People with that great love for the land say they cannot own the land. 

They say that the land owns them.

Stephen:

 

When people struggle to hold to their land, and are killed for it, what can we say?

Speaker 2:

 

A great evil has been committed.  Shame!  Shame!  Shame!

Stephen:

 

When people are imprisoned for struggling to remain upon the land,

to defend the land from tree cutters or poisoners, what can we say?

Speaker 2 and 3:

 

Shame!  Shame!  Shame!

Stephen:

 

When people organize themselves, in Bolivia or Mississippi, or Detroit, Michigan or Louisville, Kentucky to make the land fertile and to plant the land and rejoice and share in its abundance, what should people of God do?

Speaker 2 and 3:

 

Rejoice.  Rejoice. Rejoice.

Stephen:

 

If some people want to deprive the many of the freedom to nourish themselves from the land, what should we think?

Speaker 2:

 

Woe is to you who puts field and field together, you will remain alone upon the land.

Stephen:

 

What should we do?

Speaker 3:

 

Not bear false witness against them.

Speaker 2:

 

Break bread with them.

Stephen:

 

Is the land sacred?

Speaker 2:

 

Since we cannot make it, and since we ourselves are made from the earth, it must be sacred.  

It is sacred!

Stephen:

 

Is the land beyond our comprehension?

Speaker 3:

 

It is surely beyond our comprehension.  In just one handful of soil there are hundreds of millions of living creatures that somehow all live together and make it fertile.

Stephen:

 

Do we understand how those creatures make the soil fertile?

Speaker 2:

 

Even scientists admit to not understanding the complexity of the living soil.
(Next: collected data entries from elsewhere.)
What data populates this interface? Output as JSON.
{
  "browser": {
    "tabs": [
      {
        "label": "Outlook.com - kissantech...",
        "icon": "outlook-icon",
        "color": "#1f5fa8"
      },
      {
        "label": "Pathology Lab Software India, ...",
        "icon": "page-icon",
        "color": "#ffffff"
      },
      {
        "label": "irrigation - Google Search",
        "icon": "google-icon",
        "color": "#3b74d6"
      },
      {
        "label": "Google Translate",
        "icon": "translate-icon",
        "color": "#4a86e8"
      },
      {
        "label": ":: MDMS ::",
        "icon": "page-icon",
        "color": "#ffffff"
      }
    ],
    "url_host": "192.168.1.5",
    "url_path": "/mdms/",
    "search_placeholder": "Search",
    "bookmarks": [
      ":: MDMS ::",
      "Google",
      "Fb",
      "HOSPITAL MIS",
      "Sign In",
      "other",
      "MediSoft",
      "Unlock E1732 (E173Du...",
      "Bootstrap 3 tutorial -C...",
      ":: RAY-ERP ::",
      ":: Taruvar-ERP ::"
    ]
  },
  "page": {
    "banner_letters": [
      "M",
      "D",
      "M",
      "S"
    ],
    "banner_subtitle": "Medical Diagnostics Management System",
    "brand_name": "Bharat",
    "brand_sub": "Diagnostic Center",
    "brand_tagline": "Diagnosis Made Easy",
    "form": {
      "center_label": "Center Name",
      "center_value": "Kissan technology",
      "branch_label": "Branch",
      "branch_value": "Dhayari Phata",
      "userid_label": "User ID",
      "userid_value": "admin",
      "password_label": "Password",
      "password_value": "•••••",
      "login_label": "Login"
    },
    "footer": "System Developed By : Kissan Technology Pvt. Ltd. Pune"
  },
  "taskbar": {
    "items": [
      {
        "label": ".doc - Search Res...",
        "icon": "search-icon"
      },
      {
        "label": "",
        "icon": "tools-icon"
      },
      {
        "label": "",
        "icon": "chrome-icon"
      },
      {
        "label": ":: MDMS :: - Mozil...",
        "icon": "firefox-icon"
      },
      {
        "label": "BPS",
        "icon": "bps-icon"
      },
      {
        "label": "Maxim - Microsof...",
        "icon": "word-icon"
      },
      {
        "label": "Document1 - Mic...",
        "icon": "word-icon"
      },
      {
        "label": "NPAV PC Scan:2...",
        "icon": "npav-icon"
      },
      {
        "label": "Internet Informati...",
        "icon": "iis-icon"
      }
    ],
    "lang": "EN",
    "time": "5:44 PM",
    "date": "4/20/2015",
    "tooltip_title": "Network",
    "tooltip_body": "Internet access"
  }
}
Stephen: (holding up a bowl of soil)

 

Let us all rejoice in the miracle of living soil, and rejoice in its great powers to feed us and provide us the ability to write poetry and sing songs to God.

Speaker 2 and 3:

The soil is sacred!

Stephen:

The land is sacred.  We humans and all the other living creatures are but sojourners upon this miraculous land. Those whose hands treat the land with respect should dwell upon the land.

 

May we be humbled by the wonders of the Mother Earth, that provides us Life.

 

We invite you to say the words of your heart about lands you have loved at this time, or blessings you have received from sacred places!  Or wrongdoing you have suffered.